Though much rarer, some government agencies implement maximum age limits for various cases. The NYPD, for example, requires potential police officers to be 35 years or younger when they first apply.
Cannataro said that if the court sided with Leventhal’s argument, it would have sweeping implications for any laws that impose age limits.
“What is before this court is whether this Equal Rights Amendment that was enacted subjects every other statute, including constitutional provisions, that discriminate on the basis of age – sometimes for good reasons, sometimes for other reasons – makes them all subject to strict scrutiny,” Cannataro said. “Which sounds remarkable to me.”
In response to Leventhal, the attorney representing the state, Ester Murdukhayeva, made the argument that being a judge is not a civil right protected by the ERA, and age limits for public office cannot be considered discriminatory.
“Being a judge, holding that office, is not a civil right, and it's not discrimination in employment to impose that requirement on a judge,” Murdukhayeva said. “That is because the state is not acting in its proprietary capacity as an employer.”
Judge Jenny Rivera pushed back on Murdukhayeva’s interpretation, countering that judges are employed by the state, and if the policies of UCS discriminated based on age they would obviously be a civil rights violation. Murdukhayeva responded by arguing that the judicial age limits were not created as a policy by the state as an employer, but are a matter of constitutional law.
“The state is not making an independent decision as an employer, the constitution has made that decision,” Murdukhayeva said.
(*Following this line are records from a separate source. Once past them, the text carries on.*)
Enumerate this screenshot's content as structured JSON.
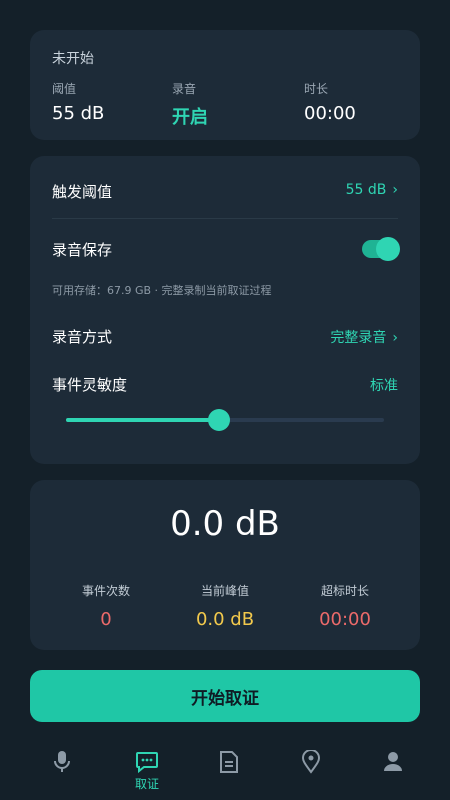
{
  "status": {
    "title": "未开始",
    "threshold_label": "阈值",
    "threshold_value": "55 dB",
    "recording_label": "录音",
    "recording_value": "开启",
    "duration_label": "时长",
    "duration_value": "00:00"
  },
  "settings": {
    "trigger_label": "触发阈值",
    "trigger_value": "55 dB",
    "save_label": "录音保存",
    "save_enabled": true,
    "storage_hint": "可用存储：67.9 GB · 完整录制当前取证过程",
    "mode_label": "录音方式",
    "mode_value": "完整录音",
    "sensitivity_label": "事件灵敏度",
    "sensitivity_value": "标准",
    "sensitivity_level": 0.48
  },
  "meter": {
    "current": "0.0 dB",
    "events_label": "事件次数",
    "events_value": "0",
    "peak_label": "当前峰值",
    "peak_value": "0.0 dB",
    "over_label": "超标时长",
    "over_value": "00:00"
  },
  "start_button": "开始取证",
  "nav": {
    "active_label": "取证",
    "items": [
      "microphone-icon",
      "chat-evidence-icon",
      "document-icon",
      "location-pin-icon",
      "user-icon"
    ]
  },
  "colors": {
    "accent": "#2fd5b3",
    "peak": "#f2c94c",
    "alert": "#eb6a6a",
    "inactive_icon": "#8d9aa6"
  }
}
The court, in general, seemed to have mixed reactions to both sides’ arguments. Some judges suggested that allowing judicial age limits to continue would be a form of “permissible discrimination,” while others pointed out that revoking age limits would, in practice, give many judges lifetime appointments so long as they keep getting elected.
After hearing the arguments, the Court of Appeals will now meet and render a decision, which could take weeks.
Judicial age limits have been changed before. At one point, the maximum age was 60 before the state constitution was amended in 1869.
The judges’ lawsuit is not the only challenge to judicial age limits – lawmakers have also begun to question them.
The pressure to remove the current age limits has been presented as a way to address high case backlogs. Some proponents of raising or removing the age limit argue it’s important to keep experienced jurors on the bench for as long as possible to efficiently meet case demand.
Filling empty bench seats is a long costly process. While the case backlog has noticeably improved in recent years as the state poured more funding into the court system, it’s still an uphill battle.
One bill, introduced by former State Senator Brad Hoylman-Sigal, would raise the judicial age limit from 70 to 76, and allow for judges to recertify to a maximum age of 82.
However, Hoylman-Sigal left the Senate after being elected Manhattan borough president last year. With the bill’s primary sponsor no longer in office, its future is unclear.